STARLINER by David Drake

The running man was Gerd von Pohlitz. Firelight twisted the wrinkles of the big Grantholmer’s clothing into tiger stripes. He was only a hundred meters away. It was a clout shot for a hunter like Ran Colville, who’d made over seven hundred one-shot kills at that range and longer.

Ran’s finger tightened, then released its pressure on the trigger.

Let him go. Oanh was free—and no matter what had happened to the girl while she was a captive, one more corpse wouldn’t change the past. It wasn’t Ran Colville’s business or any one man’s business to rid the universe of sadistic sons of bitches. . . .

Von Pohlitz turned. He aimed his weapon, an automatic rifle, back at the building from which he had fled.

Ran didn’t feel his trigger sear release—his action was too reflexive for that. His muzzle lifted in a triple flare, red flame from the bore and the side vents. The butt punished him, and for the first time tonight he noticed the enormous WHAM! of his shot.

The 15-mm bullet hit the receiver of the Grantholmer’s rifle before punching through to the torso where it exploded. Gerd von Pohlitz’s chest expanded. Violet flames flashed from his mouth and nostrils. His left arm fell separately from the body, and his head remained attached only by the neck tendons.

Ran turned. Franz was staggering toward the lifeboat with Oanh’s still form in his arms. Wanda backed along behind him, firing short bursts into the house every time popping flames counterfeited motion.

“Come on!” Ran shouted, even though he himself was Tail-Ass Charlie. “Let’s get out of here!”

He lumbered toward the open hatch, staggering because fatigue poisons laced all his muscles. But they’d done what they’d come for—

And there would be time later to think about exactly what they had done, the five of them.

* * *

The sounds of the Empress’s loading occasionally rang through the fabric of the hull, but the process was nearly complete. The three-hour whistle had blown, and the passengers dispersed during the layover were dribbling back from hunting or the fleshpots of Calicheman.

“I thought of calling you all together to ask what the hell went on last night,” Commander Hiram Kneale said as he paced his cabin. His voice wasn’t loud, but it rasped like the coughs of a hunting lion.

Kneale had withdrawn his console into the deck. The decorative holograms on walls and ceiling were muted into a throbbing pearl gray. He was the only person in the room standing. Ran, Wanda, Mohacks, and Babanguida sat in a precise line on the bench extruded from the cabin wall.

Babanguida’s left forearm bore a patch of bright pink SpraySeal over a blister. He’d touched it with the glowing barrel of his submachine gun as he cleared a jam. Despite Wanda’s goggles, her eyes had been blacked by the same piece of flying debris that raised the livid bruise on her right cheek. Ran moved stiffly because of the punishment the rifle butt had given his shoulder.

Butter wouldn’t melt in Mohacks’ mouth. He glanced at his companions as if wondering why he had been summoned with the others.

“But then I decided,” Kneale continued, “that I didn’t want to know what had happened. That would just make me angrier. I think if that happened, I might do something that I would later regret.

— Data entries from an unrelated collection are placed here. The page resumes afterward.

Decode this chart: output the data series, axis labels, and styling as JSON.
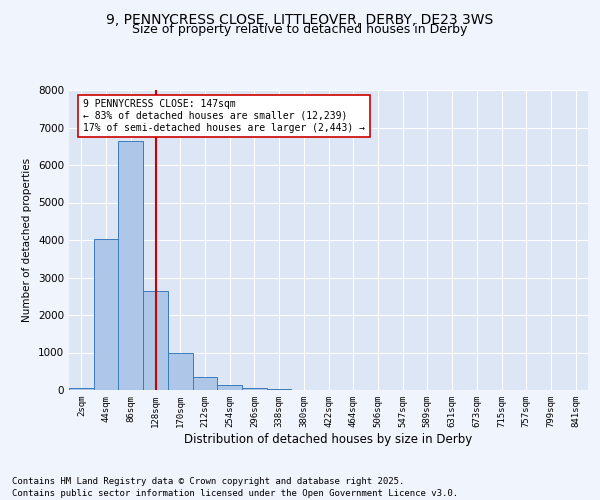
{
  "title": "9, PENNYCRESS CLOSE, LITTLEOVER, DERBY, DE23 3WS",
  "subtitle": "Size of property relative to detached houses in Derby",
  "xlabel": "Distribution of detached houses by size in Derby",
  "ylabel": "Number of detached properties",
  "bin_labels": [
    "2sqm",
    "44sqm",
    "86sqm",
    "128sqm",
    "170sqm",
    "212sqm",
    "254sqm",
    "296sqm",
    "338sqm",
    "380sqm",
    "422sqm",
    "464sqm",
    "506sqm",
    "547sqm",
    "589sqm",
    "631sqm",
    "673sqm",
    "715sqm",
    "757sqm",
    "799sqm",
    "841sqm"
  ],
  "bar_values": [
    50,
    4020,
    6650,
    2650,
    980,
    340,
    130,
    60,
    20,
    5,
    2,
    0,
    0,
    0,
    0,
    0,
    0,
    0,
    0,
    0,
    0
  ],
  "bar_color": "#aec6e8",
  "bar_edge_color": "#3a7abf",
  "vline_x": 3,
  "vline_color": "#cc0000",
  "annotation_text": "9 PENNYCRESS CLOSE: 147sqm\n← 83% of detached houses are smaller (12,239)\n17% of semi-detached houses are larger (2,443) →",
  "annotation_box_color": "#ffffff",
  "annotation_box_edge": "#cc0000",
  "ylim": [
    0,
    8000
  ],
  "yticks": [
    0,
    1000,
    2000,
    3000,
    4000,
    5000,
    6000,
    7000,
    8000
  ],
  "background_color": "#dce6f5",
  "grid_color": "#ffffff",
  "fig_background": "#f0f4fc",
  "title_fontsize": 10,
  "subtitle_fontsize": 9,
  "footer_text": "Contains HM Land Registry data © Crown copyright and database right 2025.\nContains public sector information licensed under the Open Government Licence v3.0.",
  "footer_fontsize": 6.5
}
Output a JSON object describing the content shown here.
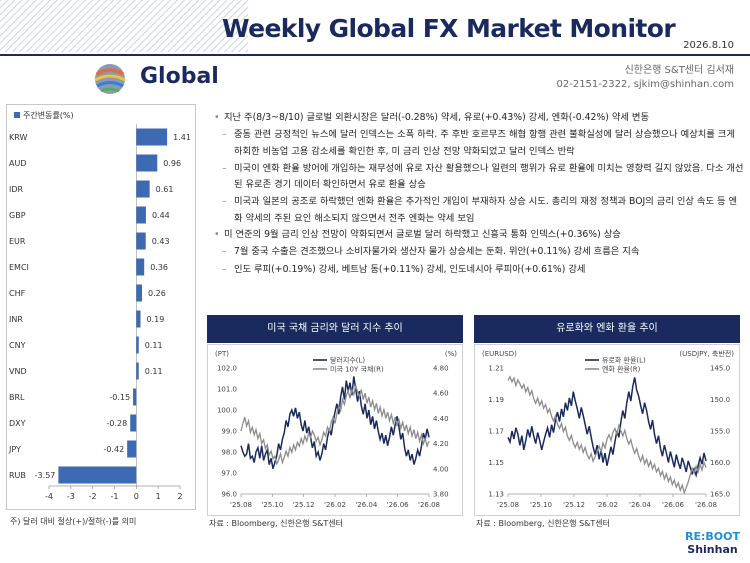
{
  "header": {
    "title": "Weekly Global FX Market Monitor",
    "date": "2026.8.10",
    "section_title": "Global",
    "author_line": "신한은행 S&T센터 김서재",
    "contact_line": "02-2151-2322, sjkim@shinhan.com"
  },
  "colors": {
    "navy": "#1a2a5e",
    "bar": "#3e6ab3",
    "grey_line": "#8c8c8c",
    "accent": "#1f8fd6"
  },
  "bullets": [
    {
      "level": 1,
      "text": "지난 주(8/3~8/10) 글로벌 외환시장은 달러(-0.28%) 약세, 유로(+0.43%) 강세, 엔화(-0.42%) 약세 변동"
    },
    {
      "level": 2,
      "text": "중동 관련 긍정적인 뉴스에 달러 인덱스는 소폭 하락. 주 후반 호르무즈 해협 항행 관련 불확실성에 달러 상승했으나 예상치를 크게 하회한 비농업 고용 감소세를 확인한 후, 미 금리 인상 전망 약화되었고 달러 인덱스 반락"
    },
    {
      "level": 2,
      "text": "미국이 엔화 환율 방어에 개입하는 재무성에 유로 자산 활용했으나 일련의 행위가 유로 환율에 미치는 영향력 길지 않았음. 다소 개선된 유로존 경기 데이터 확인하면서 유로 환율 상승"
    },
    {
      "level": 2,
      "text": "미국과 일본의 공조로 하락했던 엔화 환율은 추가적인 개입이 부재하자 상승 시도. 총리의 재정 정책과 BOJ의 금리 인상 속도 등 엔화 약세의 주된 요인 해소되지 않으면서 전주 엔화는 약세 보임"
    },
    {
      "level": 1,
      "text": "미 연준의 9월 금리 인상 전망이 약화되면서 글로벌 달러 하락했고 신흥국 통화 인덱스(+0.36%) 상승"
    },
    {
      "level": 2,
      "text": "7월 중국 수출은 견조했으나 소비자물가와 생산자 물가 상승세는 둔화. 위안(+0.11%) 강세 흐름은 지속"
    },
    {
      "level": 2,
      "text": "인도 루피(+0.19%) 강세, 베트남 동(+0.11%) 강세, 인도네시아 루피아(+0.61%) 강세"
    }
  ],
  "bar_note": "주) 달러 대비 절상(+)/절하(-)를 의미",
  "chart1": {
    "heading": "미국 국채 금리와 달러 지수 추이",
    "source": "자료 : Bloomberg, 신한은행 S&T센터"
  },
  "chart2": {
    "heading": "유로화와 엔화 환율 추이",
    "source": "자료 : Bloomberg, 신한은행 S&T센터"
  },
  "footer": {
    "logo_line1": "RE:BOOT",
    "logo_line2": "Shinhan"
  },
  "chart_data": [
    {
      "type": "bar",
      "orientation": "horizontal",
      "legend": [
        "주간변동률(%)"
      ],
      "categories": [
        "KRW",
        "AUD",
        "IDR",
        "GBP",
        "EUR",
        "EMCI",
        "CHF",
        "INR",
        "CNY",
        "VND",
        "BRL",
        "DXY",
        "JPY",
        "RUB"
      ],
      "values": [
        1.41,
        0.96,
        0.61,
        0.44,
        0.43,
        0.36,
        0.26,
        0.19,
        0.11,
        0.11,
        -0.15,
        -0.28,
        -0.42,
        -3.57
      ],
      "value_labels": [
        "1.41",
        "0.96",
        "0.61",
        "0.44",
        "0.43",
        "0.36",
        "0.26",
        "0.19",
        "0.11",
        "0.11",
        "-0.15",
        "-0.28",
        "-0.42",
        "-3.57"
      ],
      "xlim": [
        -4,
        2
      ],
      "xticks": [
        "-4",
        "-3",
        "-2",
        "-1",
        "0",
        "1",
        "2"
      ]
    },
    {
      "type": "line",
      "left_axis_label": "(PT)",
      "right_axis_label": "(%)",
      "left_ticks": [
        "102.0",
        "101.0",
        "100.0",
        "99.0",
        "98.0",
        "97.0",
        "96.0"
      ],
      "right_ticks": [
        "4.80",
        "4.60",
        "4.40",
        "4.20",
        "4.00",
        "3.80"
      ],
      "ylim_left": [
        96,
        102
      ],
      "ylim_right": [
        3.8,
        4.8
      ],
      "x_ticks": [
        "'25.08",
        "'25.10",
        "'25.12",
        "'26.02",
        "'26.04",
        "'26.06",
        "'26.08"
      ],
      "series": [
        {
          "name": "달러지수(L)",
          "axis": "left",
          "color": "#1a2a5e",
          "values": [
            98.3,
            98.0,
            97.8,
            97.9,
            98.4,
            97.7,
            97.8,
            97.5,
            98.0,
            98.2,
            97.7,
            98.3,
            97.6,
            97.9,
            98.1,
            97.4,
            97.7,
            97.2,
            97.5,
            97.8,
            98.4,
            98.1,
            98.6,
            98.9,
            99.5,
            99.2,
            99.8,
            100.0,
            99.7,
            100.1,
            99.6,
            99.9,
            99.3,
            99.0,
            99.5,
            98.9,
            99.2,
            98.7,
            98.2,
            98.5,
            97.8,
            98.0,
            97.6,
            97.9,
            98.4,
            98.1,
            98.7,
            99.1,
            98.8,
            99.4,
            99.9,
            100.3,
            99.8,
            100.6,
            101.1,
            100.5,
            101.4,
            100.9,
            101.3,
            100.7,
            101.6,
            101.0,
            100.4,
            100.9,
            100.2,
            99.8,
            100.3,
            99.6,
            100.0,
            99.3,
            99.7,
            99.1,
            99.5,
            99.0,
            98.6,
            98.9,
            98.4,
            98.8,
            98.3,
            98.7,
            99.2,
            98.8,
            99.3,
            99.7,
            99.2,
            98.6,
            98.9,
            98.2,
            97.8,
            98.1,
            97.6,
            97.9,
            97.4,
            97.7,
            98.1,
            97.8,
            98.3,
            98.9,
            98.6,
            99.1,
            98.7
          ]
        },
        {
          "name": "미국 10Y 국채(R)",
          "axis": "right",
          "color": "#8c8c8c",
          "values": [
            4.3,
            4.36,
            4.41,
            4.34,
            4.38,
            4.29,
            4.33,
            4.27,
            4.31,
            4.24,
            4.28,
            4.2,
            4.23,
            4.16,
            4.19,
            4.11,
            4.14,
            4.08,
            4.1,
            4.04,
            4.07,
            4.12,
            4.05,
            4.09,
            4.14,
            4.1,
            4.17,
            4.13,
            4.19,
            4.15,
            4.21,
            4.18,
            4.24,
            4.2,
            4.26,
            4.22,
            4.28,
            4.25,
            4.3,
            4.27,
            4.22,
            4.25,
            4.19,
            4.23,
            4.29,
            4.26,
            4.33,
            4.3,
            4.37,
            4.41,
            4.36,
            4.44,
            4.5,
            4.46,
            4.55,
            4.51,
            4.58,
            4.62,
            4.56,
            4.63,
            4.59,
            4.66,
            4.61,
            4.57,
            4.63,
            4.55,
            4.6,
            4.52,
            4.57,
            4.49,
            4.54,
            4.47,
            4.52,
            4.44,
            4.49,
            4.42,
            4.47,
            4.4,
            4.45,
            4.38,
            4.43,
            4.36,
            4.41,
            4.34,
            4.39,
            4.32,
            4.37,
            4.3,
            4.35,
            4.28,
            4.33,
            4.26,
            4.31,
            4.24,
            4.29,
            4.22,
            4.27,
            4.2,
            4.24,
            4.18,
            4.22
          ]
        }
      ]
    },
    {
      "type": "line",
      "left_axis_label": "(EURUSD)",
      "right_axis_label": "(USDJPY, 축반전)",
      "left_ticks": [
        "1.21",
        "1.19",
        "1.17",
        "1.15",
        "1.13"
      ],
      "right_ticks": [
        "145.0",
        "150.0",
        "155.0",
        "160.0",
        "165.0"
      ],
      "ylim_left": [
        1.13,
        1.21
      ],
      "right_inverted": true,
      "ylim_right": [
        145,
        165
      ],
      "x_ticks": [
        "'25.08",
        "'25.10",
        "'25.12",
        "'26.02",
        "'26.04",
        "'26.06",
        "'26.08"
      ],
      "series": [
        {
          "name": "유로화 환율(L)",
          "axis": "left",
          "color": "#1a2a5e",
          "values": [
            1.166,
            1.163,
            1.17,
            1.165,
            1.172,
            1.168,
            1.161,
            1.167,
            1.158,
            1.164,
            1.171,
            1.166,
            1.173,
            1.167,
            1.162,
            1.169,
            1.164,
            1.158,
            1.163,
            1.168,
            1.172,
            1.166,
            1.174,
            1.169,
            1.177,
            1.182,
            1.176,
            1.184,
            1.179,
            1.188,
            1.183,
            1.191,
            1.186,
            1.195,
            1.189,
            1.184,
            1.178,
            1.185,
            1.18,
            1.174,
            1.168,
            1.173,
            1.166,
            1.16,
            1.155,
            1.161,
            1.152,
            1.158,
            1.15,
            1.156,
            1.148,
            1.154,
            1.16,
            1.155,
            1.163,
            1.17,
            1.166,
            1.176,
            1.183,
            1.178,
            1.188,
            1.195,
            1.189,
            1.198,
            1.204,
            1.196,
            1.192,
            1.186,
            1.181,
            1.188,
            1.183,
            1.176,
            1.171,
            1.177,
            1.168,
            1.162,
            1.167,
            1.159,
            1.154,
            1.161,
            1.156,
            1.15,
            1.157,
            1.152,
            1.147,
            1.155,
            1.15,
            1.146,
            1.153,
            1.149,
            1.144,
            1.151,
            1.147,
            1.143,
            1.146,
            1.142,
            1.148,
            1.153,
            1.149,
            1.156,
            1.151
          ]
        },
        {
          "name": "엔화 환율(R)",
          "axis": "right",
          "color": "#8c8c8c",
          "values": [
            147.0,
            146.4,
            147.2,
            146.6,
            147.8,
            146.9,
            147.5,
            148.2,
            147.6,
            148.8,
            148.1,
            149.3,
            148.6,
            149.9,
            150.6,
            149.8,
            150.9,
            150.2,
            151.4,
            150.8,
            152.1,
            151.5,
            152.7,
            153.4,
            152.6,
            153.9,
            154.6,
            153.8,
            155.1,
            154.4,
            155.8,
            156.5,
            155.7,
            156.9,
            157.6,
            156.8,
            157.9,
            157.2,
            158.4,
            157.6,
            158.8,
            159.4,
            158.6,
            159.8,
            159.1,
            158.2,
            157.4,
            158.3,
            156.9,
            157.7,
            156.3,
            155.6,
            156.5,
            155.2,
            154.6,
            155.5,
            154.1,
            155.0,
            155.8,
            154.9,
            156.2,
            157.1,
            156.4,
            157.6,
            158.5,
            157.8,
            159.0,
            159.8,
            158.9,
            160.2,
            159.5,
            160.6,
            159.8,
            161.0,
            160.3,
            161.5,
            160.9,
            162.1,
            161.4,
            162.6,
            161.8,
            163.0,
            162.3,
            163.5,
            162.8,
            163.9,
            163.2,
            164.4,
            163.6,
            164.8,
            164.0,
            163.1,
            162.0,
            160.9,
            161.7,
            160.6,
            161.5,
            160.3,
            161.2,
            160.0,
            160.8
          ]
        }
      ]
    }
  ]
}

Much later.”

He stared at his four subordinates as though he wished he was looking through a gunsight,

Wanda cleared her throat. “Has there been a complaint about our behavior, sir?” she asked.

“Will there be a complaint?” Kneale demanded harshly. “Colville. Will there be a complaint?”

Ran licked his lips. “No sir,” he said, facing straight ahead rather than swivelling his eyes to meet the commander’s.

“You didn’t leave any survivors to complain, is that it?” Kneale said.

“Something like that, sir,” Ran said. He cleared his throat. “Sir, this was entirely my doing.”

“I’ve listened to your call to the Empress, Colville,” Kneale said. “I know what you did, and I can bloody well guess what you all did! Look at you, for Chrissakes!”

Only Mohacks glanced around in response to the shouted command. He was still pretending to be innocent, though he knew the commander too well to think that it was going to do a lot of good.